Of the over 80 million people living in the Democratic Republic of Congo, 60 million live amid conditions of extreme poverty, above all in urban areas such as Kinshasa. Each year, the sad reality is that over 30,000 women die giving birth and 20,000 babies die at birth or soon afterwards.
Monkole Hospital, opened in the Congolese capital in 1991, offers health care and hospital services in one of Kinshasa’s poor outlying districts. It also provides education and information on combatting HIV/AIDS, tuberculosis and malaria. Begun under the impetus of Blessed Alvaro del Portillo, it is a corporate work of Opus Dei.

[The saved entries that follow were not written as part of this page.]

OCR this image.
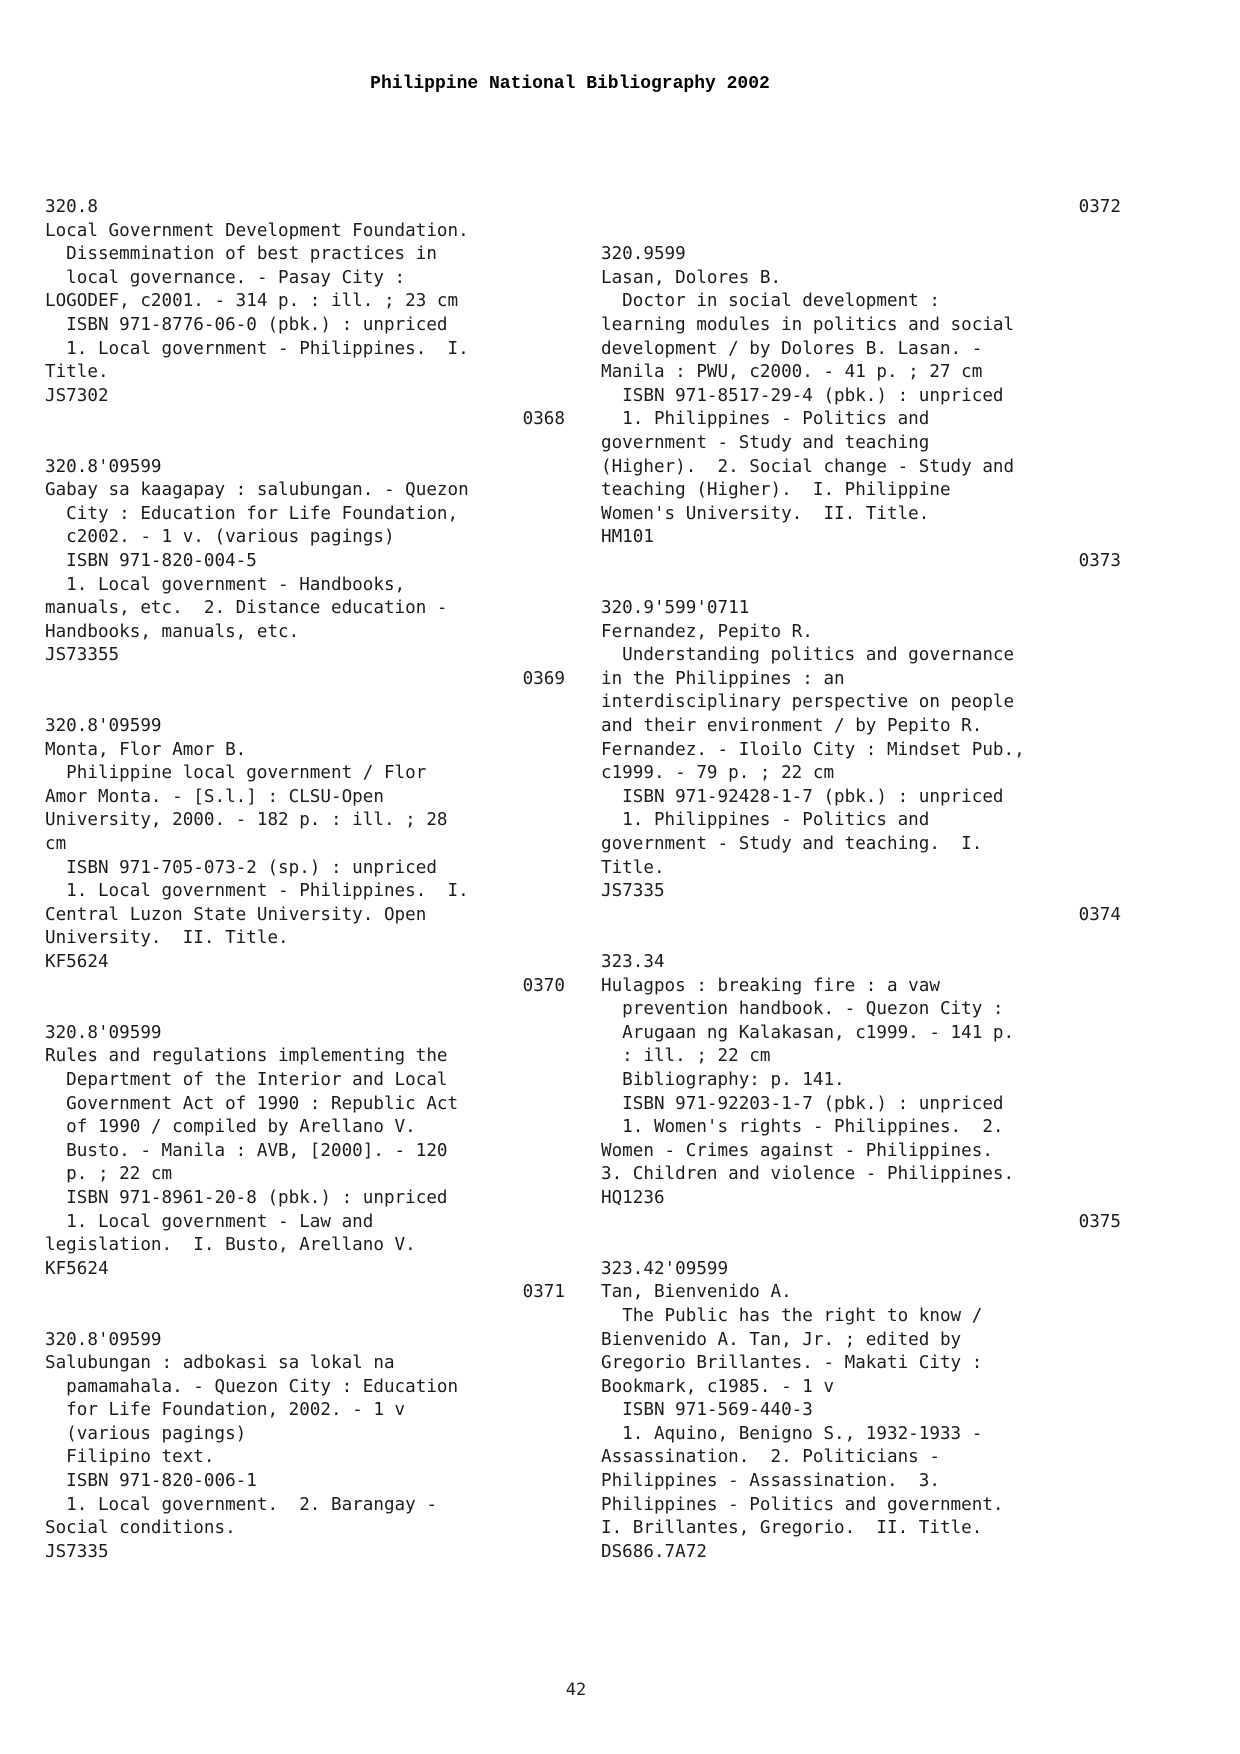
Philippine National Bibliography 2002
320.8
Local Government Development Foundation.
Dissemmination of best practices in
local governance. - Pasay City :
LOGODEF, c2001. - 314 p. : ill. ; 23 cm
ISBN 971-8776-06-0 (pbk.) : unpriced
1. Local government - Philippines.  I.
Title.
JS7302
0368
320.8'09599
Gabay sa kaagapay : salubungan. - Quezon
City : Education for Life Foundation,
c2002. - 1 v. (various pagings)
ISBN 971-820-004-5
1. Local government - Handbooks,
manuals, etc.  2. Distance education -
Handbooks, manuals, etc.
JS73355
0369
320.8'09599
Monta, Flor Amor B.
Philippine local government / Flor
Amor Monta. - [S.l.] : CLSU-Open
University, 2000. - 182 p. : ill. ; 28
cm
ISBN 971-705-073-2 (sp.) : unpriced
1. Local government - Philippines.  I.
Central Luzon State University. Open
University.  II. Title.
KF5624
0370
320.8'09599
Rules and regulations implementing the
Department of the Interior and Local
Government Act of 1990 : Republic Act
of 1990 / compiled by Arellano V.
Busto. - Manila : AVB, [2000]. - 120
p. ; 22 cm
ISBN 971-8961-20-8 (pbk.) : unpriced
1. Local government - Law and
legislation.  I. Busto, Arellano V.
KF5624
0371
320.8'09599
Salubungan : adbokasi sa lokal na
pamamahala. - Quezon City : Education
for Life Foundation, 2002. - 1 v
(various pagings)
Filipino text.
ISBN 971-820-006-1
1. Local government.  2. Barangay -
Social conditions.
JS7335
0372
320.9599
Lasan, Dolores B.
Doctor in social development :
learning modules in politics and social
development / by Dolores B. Lasan. -
Manila : PWU, c2000. - 41 p. ; 27 cm
ISBN 971-8517-29-4 (pbk.) : unpriced
1. Philippines - Politics and
government - Study and teaching
(Higher).  2. Social change - Study and
teaching (Higher).  I. Philippine
Women's University.  II. Title.
HM101
0373
320.9'599'0711
Fernandez, Pepito R.
Understanding politics and governance
in the Philippines : an
interdisciplinary perspective on people
and their environment / by Pepito R.
Fernandez. - Iloilo City : Mindset Pub.,
c1999. - 79 p. ; 22 cm
ISBN 971-92428-1-7 (pbk.) : unpriced
1. Philippines - Politics and
government - Study and teaching.  I.
Title.
JS7335
0374
323.34
Hulagpos : breaking fire : a vaw
prevention handbook. - Quezon City :
Arugaan ng Kalakasan, c1999. - 141 p.
: ill. ; 22 cm
Bibliography: p. 141.
ISBN 971-92203-1-7 (pbk.) : unpriced
1. Women's rights - Philippines.  2.
Women - Crimes against - Philippines.
3. Children and violence - Philippines.
HQ1236
0375
323.42'09599
Tan, Bienvenido A.
The Public has the right to know /
Bienvenido A. Tan, Jr. ; edited by
Gregorio Brillantes. - Makati City :
Bookmark, c1985. - 1 v
ISBN 971-569-440-3
1. Aquino, Benigno S., 1932-1933 -
Assassination.  2. Politicians -
Philippines - Assassination.  3.
Philippines - Politics and government.
I. Brillantes, Gregorio.  II. Title.
DS686.7A72
42
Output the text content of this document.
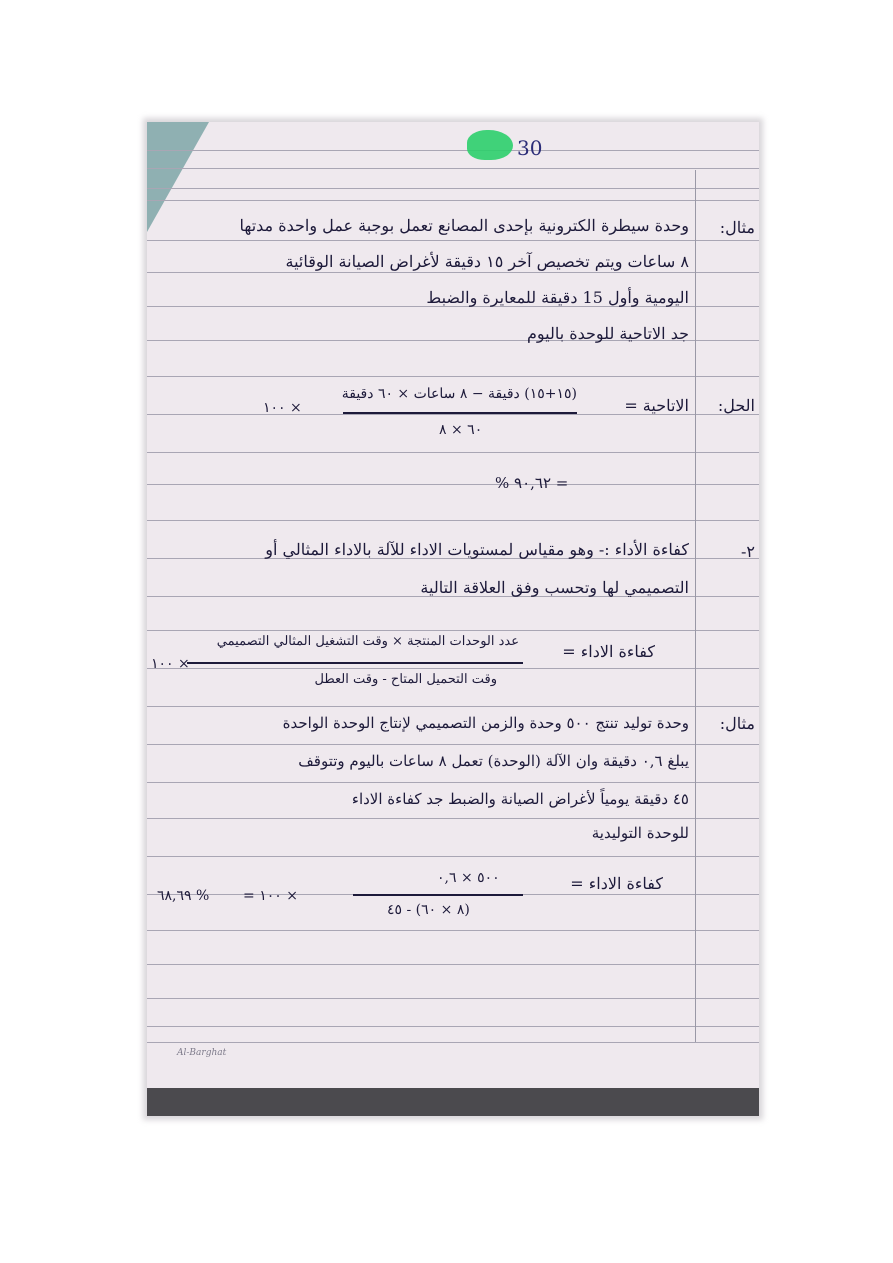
30
مثال:
وحدة سيطرة الكترونية بإحدى المصانع تعمل بوجبة عمل واحدة مدتها
٨ ساعات ويتم تخصيص آخر ١٥ دقيقة لأغراض الصيانة الوقائية
اليومية وأول 15 دقيقة للمعايرة والضبط
جد الاتاحية للوحدة باليوم
الحل:
الاتاحية =
(١٥+١٥) دقيقة − ٨ ساعات × ٦٠ دقيقة
٦٠ × ٨
× ١٠٠
= ٩٠,٦٢ %
٢-
كفاءة الأداء :- وهو مقياس لمستويات الاداء للآلة بالاداء المثالي أو
التصميمي لها وتحسب وفق العلاقة التالية
كفاءة الاداء =
عدد الوحدات المنتجة × وقت التشغيل المثالي التصميمي
وقت التحميل المتاح - وقت العطل
× ١٠٠
مثال:
وحدة توليد تنتج ٥٠٠ وحدة والزمن التصميمي لإنتاج الوحدة الواحدة
يبلغ ٠,٦ دقيقة وان الآلة (الوحدة) تعمل ٨ ساعات باليوم وتتوقف
٤٥ دقيقة يومياً لأغراض الصيانة والضبط جد كفاءة الاداء
للوحدة التوليدية
كفاءة الاداء =
٥٠٠ × ٠,٦
(٨ × ٦٠) - ٤٥
× ١٠٠ =
٦٨,٦٩ %
Al-Barghat
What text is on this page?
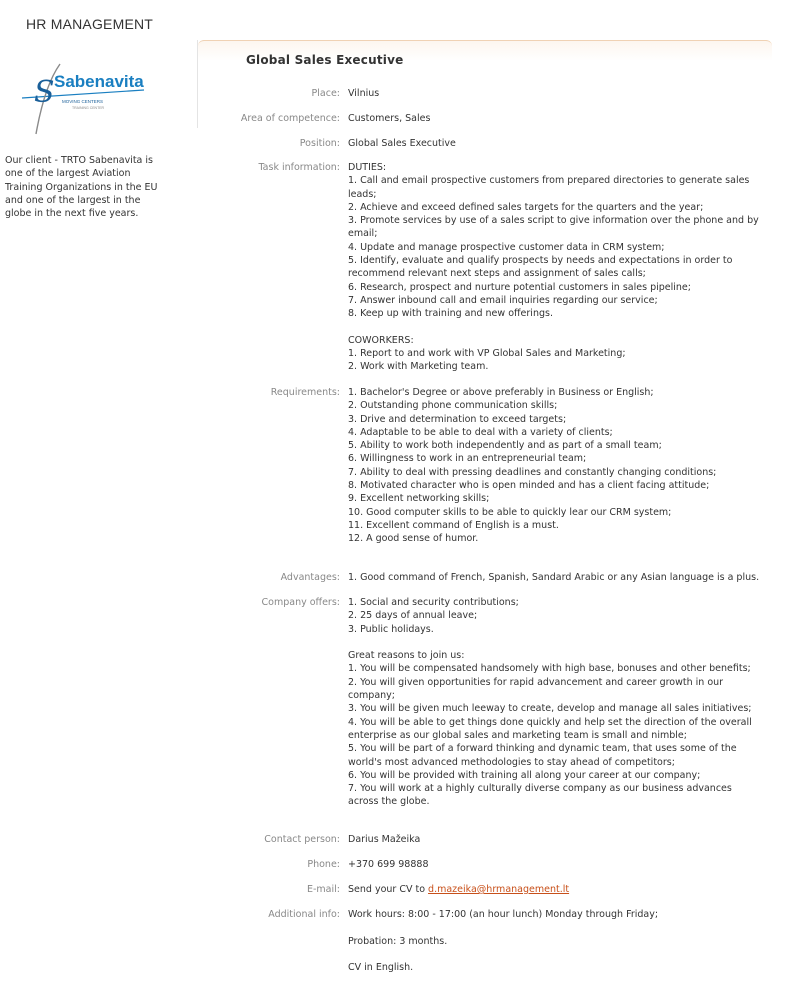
HR MANAGEMENT
S Sabenavita
MOVING CENTERS
TRAINING CENTER
Our client - TRTO Sabenavita is one of the largest Aviation Training Organizations in the EU and one of the largest in the globe in the next five years.
Global Sales Executive
Place: Vilnius
Area of competence: Customers, Sales
Position: Global Sales Executive
Task information: DUTIES:
1. Call and email prospective customers from prepared directories to generate sales leads;
2. Achieve and exceed defined sales targets for the quarters and the year;
3. Promote services by use of a sales script to give information over the phone and by email;
4. Update and manage prospective customer data in CRM system;
5. Identify, evaluate and qualify prospects by needs and expectations in order to recommend relevant next steps and assignment of sales calls;
6. Research, prospect and nurture potential customers in sales pipeline;
7. Answer inbound call and email inquiries regarding our service;
8. Keep up with training and new offerings.
COWORKERS:
1. Report to and work with VP Global Sales and Marketing;
2. Work with Marketing team.
Requirements: 1. Bachelor's Degree or above preferably in Business or English;
2. Outstanding phone communication skills;
3. Drive and determination to exceed targets;
4. Adaptable to be able to deal with a variety of clients;
5. Ability to work both independently and as part of a small team;
6. Willingness to work in an entrepreneurial team;
7. Ability to deal with pressing deadlines and constantly changing conditions;
8. Motivated character who is open minded and has a client facing attitude;
9. Excellent networking skills;
10. Good computer skills to be able to quickly lear our CRM system;
11. Excellent command of English is a must.
12. A good sense of humor.
Advantages: 1. Good command of French, Spanish, Sandard Arabic or any Asian language is a plus.
Company offers: 1. Social and security contributions;
2. 25 days of annual leave;
3. Public holidays.
Great reasons to join us:
1. You will be compensated handsomely with high base, bonuses and other benefits;
2. You will given opportunities for rapid advancement and career growth in our company;
3. You will be given much leeway to create, develop and manage all sales initiatives;
4. You will be able to get things done quickly and help set the direction of the overall enterprise as our global sales and marketing team is small and nimble;
5. You will be part of a forward thinking and dynamic team, that uses some of the world's most advanced methodologies to stay ahead of competitors;
6. You will be provided with training all along your career at our company;
7. You will work at a highly culturally diverse company as our business advances across the globe.
Contact person: Darius Mažeika
Phone: +370 699 98888
E-mail: Send your CV to d.mazeika@hrmanagement.lt
Additional info: Work hours: 8:00 - 17:00 (an hour lunch) Monday through Friday;
Probation: 3 months.
CV in English.
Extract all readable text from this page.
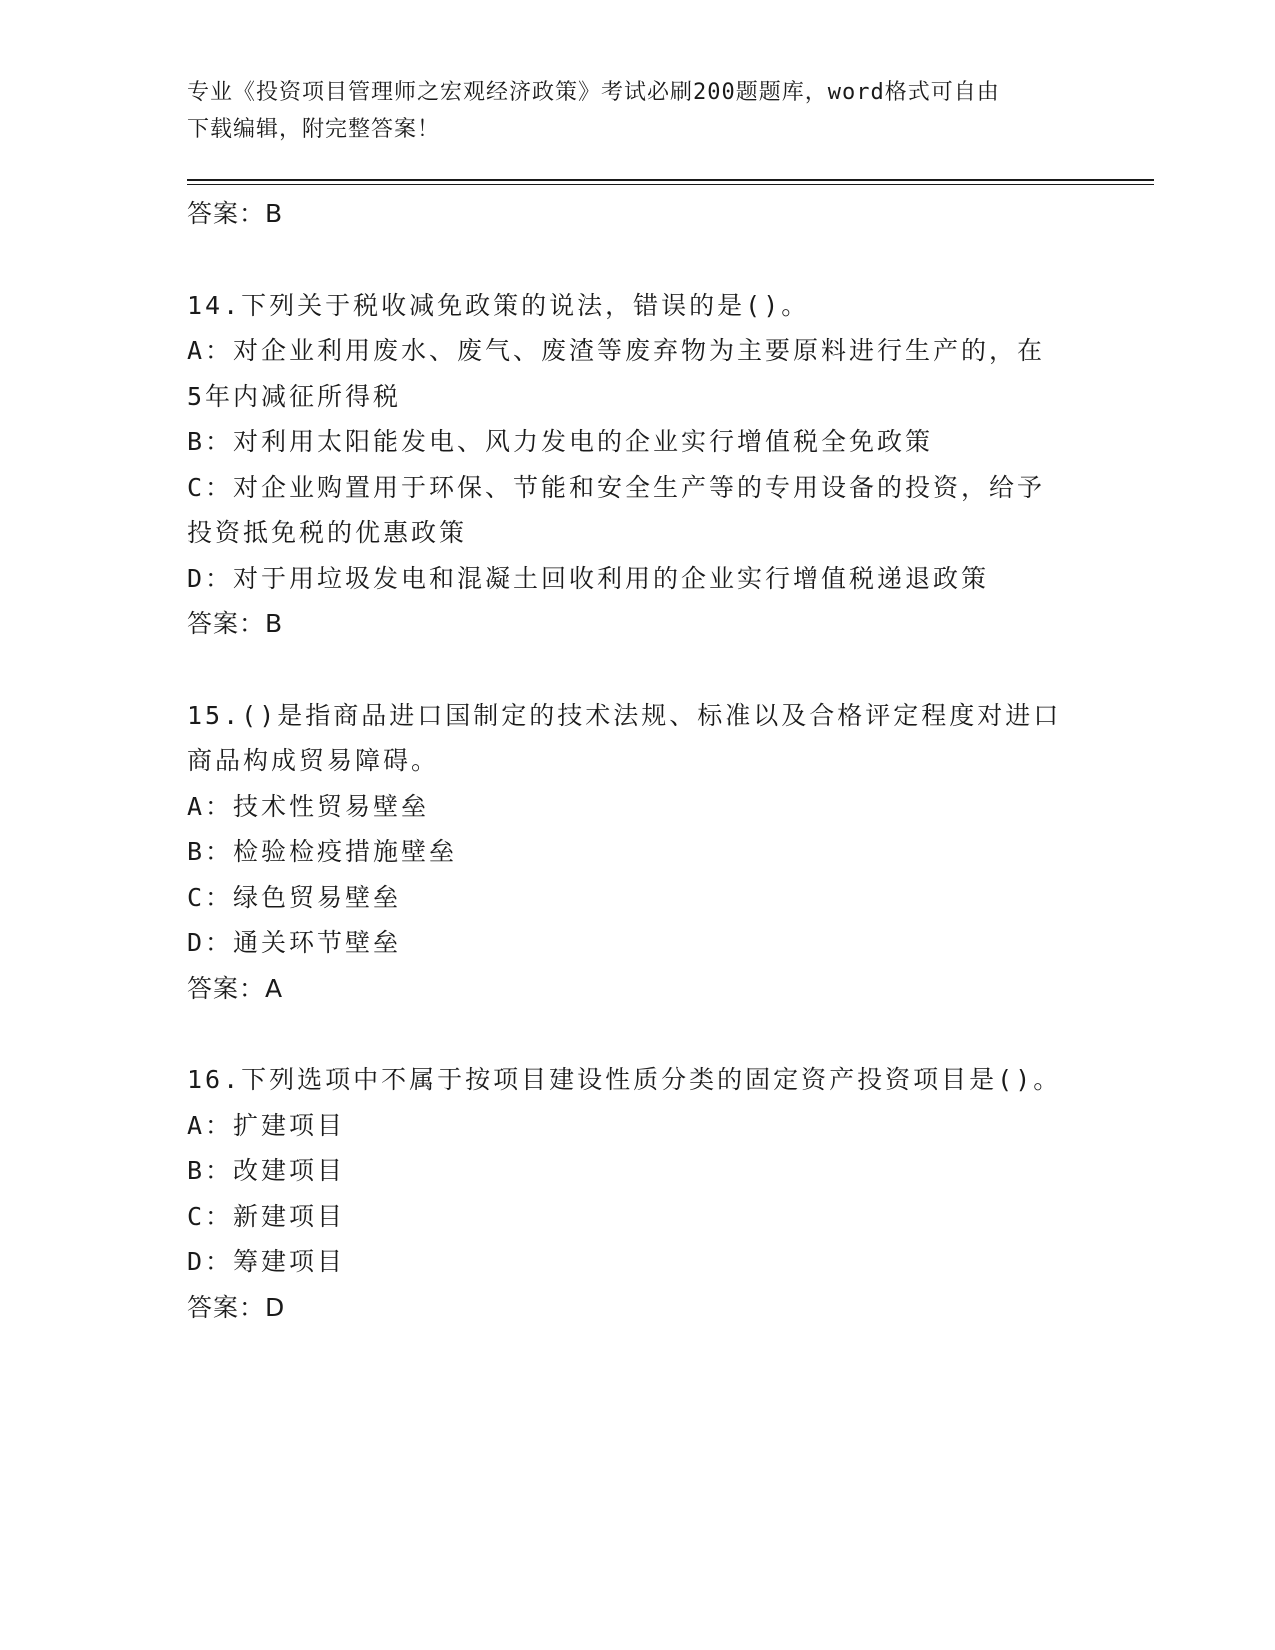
专业《投资项目管理师之宏观经济政策》考试必刷200题题库，word格式可自由
下载编辑，附完整答案！
答案：B
14.下列关于税收减免政策的说法，错误的是()。
A：对企业利用废水、废气、废渣等废弃物为主要原料进行生产的，在
5年内减征所得税
B：对利用太阳能发电、风力发电的企业实行增值税全免政策
C：对企业购置用于环保、节能和安全生产等的专用设备的投资，给予
投资抵免税的优惠政策
D：对于用垃圾发电和混凝土回收利用的企业实行增值税递退政策
答案：B
15.()是指商品进口国制定的技术法规、标准以及合格评定程度对进口
商品构成贸易障碍。
A：技术性贸易壁垒
B：检验检疫措施壁垒
C：绿色贸易壁垒
D：通关环节壁垒
答案：A
16.下列选项中不属于按项目建设性质分类的固定资产投资项目是()。
A：扩建项目
B：改建项目
C：新建项目
D：筹建项目
答案：D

The pediatrics department in Monkole provides health care for many impoverished young children. The hospital also has three ambulatory clinics that provide care for mothers and children living in rural area.
Dr. Tendobi said that “there are other hospitals in Kinshasha, but they are all private and very expensive.” The hospital she works at is not for profit, and its mission is much more ambitious. “We want to help the family continue being Africa’s great treasure. Here large families are the norm, with 10 or 11 children, despite all the poverty. And the elderly are the most esteemed members of the family. We can’t allow something so beautiful as this to be put at risk.”